Estimated number of concurrent wireless devices
Device count has become more critical than user count in modern network assessments due to the proliferation of IoT and multi-device environments, making this metric essential for accurate wireless density calculations. The mandatory requirement ensures that auditors can evaluate whether wireless infrastructure meets current density requirements and identify if high-density upgrade needs are driven by device oversubscription. Without this data, wireless recommendations would be based on incomplete information that could lead to continued performance issues post-upgrade.


Number of managed switches (Layer-2+ Layer-3)
Switch count provides the fundamental infrastructure scale metric that determines audit complexity and resource allocation, making it impossible to properly scope the assessment without this baseline information. The mandatory status ensures that auditors understand the management overhead and complexity they will encounter, enabling appropriate tool selection and timeline estimation. This count directly impacts the feasibility of configuration reviews and the identification of potential single points of failure in the switching infrastructure.


Total access-point count
AP count is the foundational metric for all wireless infrastructure assessments, particularly critical for high-density upgrade scenarios where device-to-AP ratios determine success criteria. The mandatory requirement ensures that wireless recommendations are based on actual infrastructure quantities rather than estimates, preventing under or over-provisioning in upgrade plans. Without accurate AP counts, density calculations and coverage analysis would be compromised, potentially leading to continued wireless performance issues.

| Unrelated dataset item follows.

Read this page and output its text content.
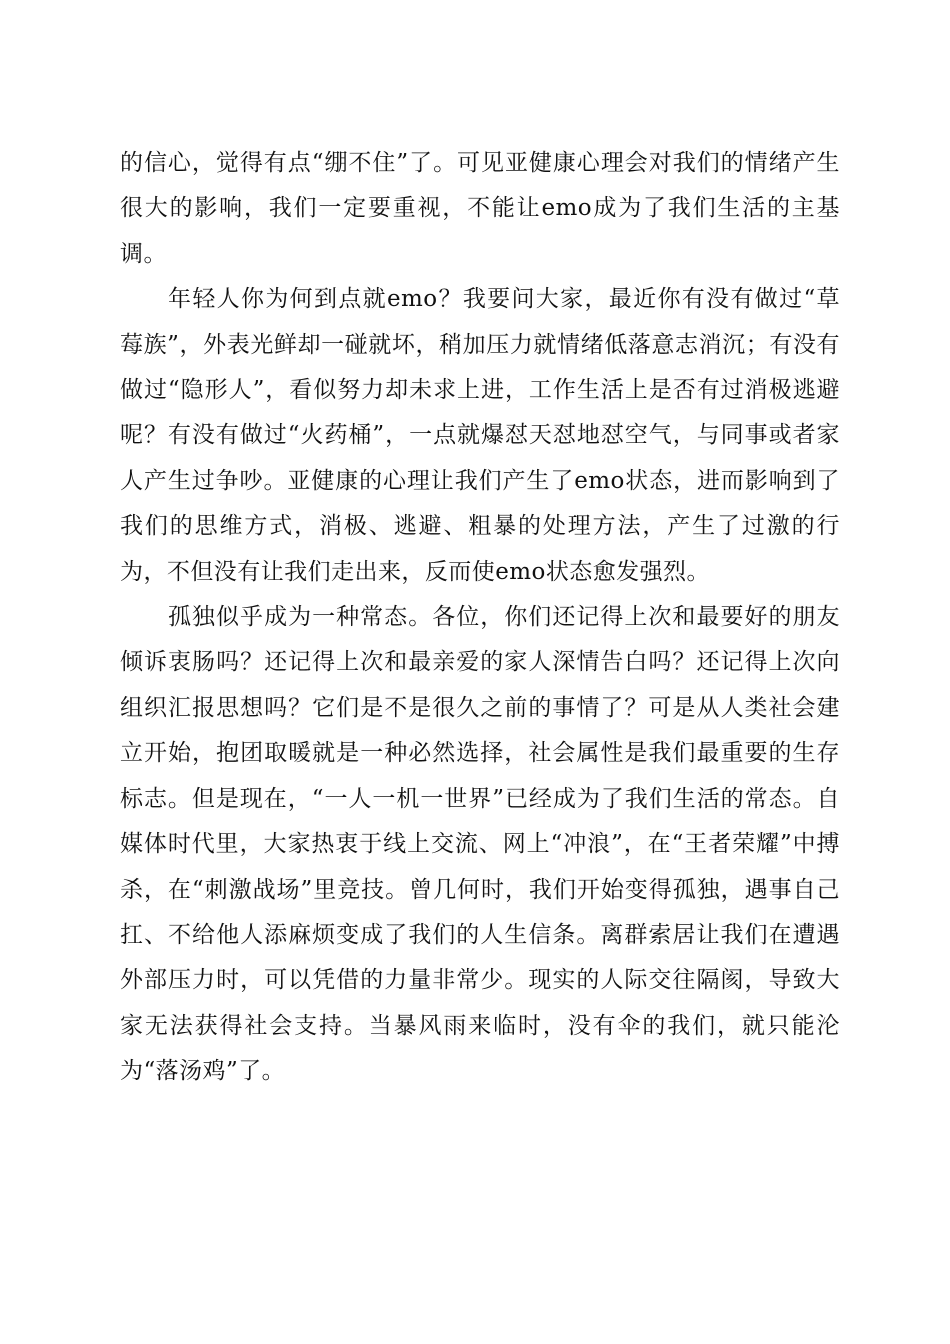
的信心，觉得有点“绷不住”了。可见亚健康心理会对我们的情绪产生很大的影响，我们一定要重视，不能让emo成为了我们生活的主基调。

年轻人你为何到点就emo？我要问大家，最近你有没有做过“草莓族”，外表光鲜却一碰就坏，稍加压力就情绪低落意志消沉；有没有做过“隐形人”，看似努力却未求上进，工作生活上是否有过消极逃避呢？有没有做过“火药桶”，一点就爆怼天怼地怼空气，与同事或者家人产生过争吵。亚健康的心理让我们产生了emo状态，进而影响到了我们的思维方式，消极、逃避、粗暴的处理方法，产生了过激的行为，不但没有让我们走出来，反而使emo状态愈发强烈。

孤独似乎成为一种常态。各位，你们还记得上次和最要好的朋友倾诉衷肠吗？还记得上次和最亲爱的家人深情告白吗？还记得上次向组织汇报思想吗？它们是不是很久之前的事情了？可是从人类社会建立开始，抱团取暖就是一种必然选择，社会属性是我们最重要的生存标志。但是现在，“一人一机一世界”已经成为了我们生活的常态。自媒体时代里，大家热衷于线上交流、网上“冲浪”，在“王者荣耀”中搏杀，在“刺激战场”里竞技。曾几何时，我们开始变得孤独，遇事自己扛、不给他人添麻烦变成了我们的人生信条。离群索居让我们在遭遇外部压力时，可以凭借的力量非常少。现实的人际交往隔阂，导致大家无法获得社会支持。当暴风雨来临时，没有伞的我们，就只能沦为“落汤鸡”了。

I confirm the information provided is accurate to the best of my knowledge
This attestation checkbox is mandatory to establish legal accountability and ensure data quality throughout the audit process, protecting both the auditing firm and the client from liability issues. The confirmation creates a formal record that the respondent has reviewed all information for accuracy, reducing the likelihood of costly errors in recommendations based on incorrect data. The mandatory status is essential for maintaining professional standards and ensuring that the audit can be relied upon for compliance and remediation planning purposes.


Overall Mandatory Field Strategy Recommendation

The current mandatory field strategy demonstrates excellent balance between collecting essential data and minimizing user burden, with only 7 out of 80+ fields requiring completion. This approach ensures critical baseline information is captured while allowing users to provide additional details at their discretion, significantly improving form completion rates compared to more aggressive mandatory strategies. The selected mandatory fields represent the minimum dataset required for meaningful analysis without compromising the depth of insights that can be generated.


Consider implementing conditional mandatory logic for follow-up questions where appropriate, such as making the "Other driver description" mandatory when "Other" is selected for the primary audit driver. Additionally, evaluate whether certain optional fields in critical sections like security and business continuity should become conditionally mandatory based on the primary audit driver—for example, making WAN diversity strategy mandatory when the driver is "Performance degradation" to ensure redundancy issues are captured. This refined approach would maintain the form's user-friendly completion characteristics while ensuring that audit depth aligns with the identified business need.